Lido como doce, era na real irônico. Quando aqui você chegou, eu entendi que ele era o anseio da fuga, a ciência do movimento que inevitavelmente aconteceria. Seu corpo de quadro cavalgaria no mundo do brilho azul radioativo, entre o mar de barracas de lona azul, embaixo do céu do cerrado e seu azul que brilha muito, mas menos que o césio.
5
Voyeur dos caimentos do concreto armado. Cínicas situações imagéticas. Microtratado tátil. Guia turístico de abandonos. Paisagista de catástrofes. Sobra do mundo um antimuseu, onde reinam absolutos só restos, resíduos, raspas, rasuras, fraturas.
6
Seu corpo-imagem desfruta paisagens à margem. A maior das obras: destruir, sugar, extrair, intoxicar, carbonizar, bombardear, fraturar a Terra toda, a porra toda. Seu sorriso sórdido é a expressão mais bem acabada de um mundo que não cessa de acabar. Seus amigos-vizinhos europeus têm compulsão pela combustão do mundo (Mbembe).
7
Não me surpreendo quando você me conta que chegou aqui caindo em um dos paraquedas coloridos projetados por Aílton Krenak. Me faz lembrar da noite no fim de 2019 em que ele esteve aqui pra nos contar que o capitalismo deu metástase.
8
Há elos globais em cada baldio local. Estéticas universais em estado de casa desabada. Microcartografias da catástrofe rumam às arqueologias de um futuro pós-antrópico. Poderia ser Alepo, Jericó, Mogadício, Kiev, Capão Redondo, Djamena, Faixa de Gaza, Damasco. Poderia ser no miolo dos prédios que, construídos pela milícia, desabaram em Rio das Pedras naquela manhã de 12 de abril de 2019. Mas é aqui na quase pacata cidade de Goiânia, que como toda e qualquer outra tem sua cota de cara do mundo, a cara da queda, a paisagem dos caimentos, a cena síntese do mundo: o escombro. Cada escombro é uma espécie de arquivo vivo do desabamento do céu.
9
A potência desconcertante do incômodo, o baldio por excelência, o após dos cômodos, o desmoronar puro das comodidades do lar. O fim da família em estado de formas, grifado na casa caída.
10
Você me conta do seu espanto – encanto com esse calor insuportável das tardes deste seco setembro. Não reclama, ao avesso, desfruta do raio de sol que surge entre buracos do teto e da parede e a atinge em cheio, varando suas bochechas, mudando sua pigmentação. Você me conta do plano de jamais voltar. Lembro-lhe de que, mesmo que quisesse muito, o impossível se imporia. Já não há voltas, jamais houve.
11
Turistificar desabamentos cotidianos, passeio na anticasa. Sala de mal-estar. Rir. Ruir. Ruína. Museu de restos: Museu do Depois do Amanhã.

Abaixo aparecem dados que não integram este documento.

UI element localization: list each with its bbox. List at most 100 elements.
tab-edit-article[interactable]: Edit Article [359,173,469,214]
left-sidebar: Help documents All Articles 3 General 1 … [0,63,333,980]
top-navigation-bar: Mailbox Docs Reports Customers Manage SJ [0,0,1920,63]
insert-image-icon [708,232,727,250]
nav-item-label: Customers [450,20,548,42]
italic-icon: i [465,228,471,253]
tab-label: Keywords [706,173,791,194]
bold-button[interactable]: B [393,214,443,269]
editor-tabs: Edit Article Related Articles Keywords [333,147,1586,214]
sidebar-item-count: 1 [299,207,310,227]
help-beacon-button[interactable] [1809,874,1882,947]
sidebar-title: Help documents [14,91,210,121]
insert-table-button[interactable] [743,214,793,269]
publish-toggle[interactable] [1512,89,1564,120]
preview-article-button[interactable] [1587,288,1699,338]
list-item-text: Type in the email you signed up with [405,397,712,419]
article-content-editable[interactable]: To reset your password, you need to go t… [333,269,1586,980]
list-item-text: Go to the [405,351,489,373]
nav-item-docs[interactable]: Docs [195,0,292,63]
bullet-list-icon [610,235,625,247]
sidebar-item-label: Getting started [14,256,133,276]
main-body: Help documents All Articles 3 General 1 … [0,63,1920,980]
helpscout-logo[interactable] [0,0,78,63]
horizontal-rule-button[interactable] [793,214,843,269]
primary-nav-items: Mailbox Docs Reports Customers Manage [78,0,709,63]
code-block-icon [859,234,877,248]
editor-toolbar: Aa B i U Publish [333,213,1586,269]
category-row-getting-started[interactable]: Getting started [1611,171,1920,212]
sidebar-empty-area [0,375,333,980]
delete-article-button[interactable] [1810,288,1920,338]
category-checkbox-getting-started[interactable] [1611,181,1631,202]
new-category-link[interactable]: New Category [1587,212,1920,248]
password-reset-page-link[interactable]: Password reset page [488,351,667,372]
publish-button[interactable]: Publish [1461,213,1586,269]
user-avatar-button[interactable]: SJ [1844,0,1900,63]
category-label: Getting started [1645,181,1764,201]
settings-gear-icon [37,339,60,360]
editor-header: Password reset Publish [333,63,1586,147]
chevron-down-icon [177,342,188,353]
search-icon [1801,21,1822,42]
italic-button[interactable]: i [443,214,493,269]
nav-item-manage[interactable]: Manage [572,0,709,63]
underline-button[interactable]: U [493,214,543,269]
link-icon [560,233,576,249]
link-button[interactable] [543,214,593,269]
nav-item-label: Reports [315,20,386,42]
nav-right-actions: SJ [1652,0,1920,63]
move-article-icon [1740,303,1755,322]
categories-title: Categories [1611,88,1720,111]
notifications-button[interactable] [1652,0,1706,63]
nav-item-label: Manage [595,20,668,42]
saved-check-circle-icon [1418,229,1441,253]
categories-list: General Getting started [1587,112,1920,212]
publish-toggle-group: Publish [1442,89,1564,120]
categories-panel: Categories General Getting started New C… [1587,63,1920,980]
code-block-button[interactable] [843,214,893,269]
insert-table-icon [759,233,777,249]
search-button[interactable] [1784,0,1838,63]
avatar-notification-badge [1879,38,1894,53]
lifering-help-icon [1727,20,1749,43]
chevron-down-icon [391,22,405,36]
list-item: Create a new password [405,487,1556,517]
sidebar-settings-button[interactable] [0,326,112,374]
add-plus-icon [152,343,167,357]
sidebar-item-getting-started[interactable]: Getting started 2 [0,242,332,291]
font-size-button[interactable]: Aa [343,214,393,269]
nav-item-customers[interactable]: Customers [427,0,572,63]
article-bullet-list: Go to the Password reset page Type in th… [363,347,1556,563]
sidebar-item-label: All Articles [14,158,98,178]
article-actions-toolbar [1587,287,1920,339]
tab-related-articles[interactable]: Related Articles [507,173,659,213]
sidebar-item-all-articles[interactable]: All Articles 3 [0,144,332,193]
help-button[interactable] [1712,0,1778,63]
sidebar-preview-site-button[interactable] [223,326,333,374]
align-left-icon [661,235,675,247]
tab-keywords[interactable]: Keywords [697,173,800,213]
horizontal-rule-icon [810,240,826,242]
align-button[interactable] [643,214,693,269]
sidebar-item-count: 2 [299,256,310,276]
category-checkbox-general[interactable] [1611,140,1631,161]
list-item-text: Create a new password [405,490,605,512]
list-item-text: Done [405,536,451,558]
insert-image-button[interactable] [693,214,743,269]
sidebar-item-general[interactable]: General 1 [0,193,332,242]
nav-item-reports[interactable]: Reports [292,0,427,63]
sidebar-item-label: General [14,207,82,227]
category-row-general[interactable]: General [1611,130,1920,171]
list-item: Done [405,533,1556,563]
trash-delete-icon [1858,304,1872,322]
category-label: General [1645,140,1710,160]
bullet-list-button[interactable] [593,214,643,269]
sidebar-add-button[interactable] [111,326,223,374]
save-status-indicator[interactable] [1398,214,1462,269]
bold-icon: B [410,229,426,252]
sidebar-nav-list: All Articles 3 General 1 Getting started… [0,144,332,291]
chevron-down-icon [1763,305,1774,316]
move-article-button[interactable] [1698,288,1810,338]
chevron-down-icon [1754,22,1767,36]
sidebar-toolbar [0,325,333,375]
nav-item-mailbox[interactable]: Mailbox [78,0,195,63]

Microcartografias do desabamento. O corpo como mapa do mundo que desaba.
12
Depois eu largo você no meio do córrego da marginal Botafogo, com pesar pouco da sua partida, da saudade inventada que já me toma, mas entendo seu pleito e nado junto a ele. É bonito seu projeto, quase posso ver você correndo rio adentro até chegar desmanchada nos braços de Iemanjá. Quantos dos seus fragmentos terão a chance de subir junto a alguma corrente marítima e dar na costa de alguma praia gelada perto do museu mausoléu que a confinou por séculos? Decrépitos curadores tentarão em vão coletar seus parcos e molhados pedaços lançando-os desesperadamente de volta em alguma parede branca? Lá ainda haverá paredes? Lá ainda haverá céu?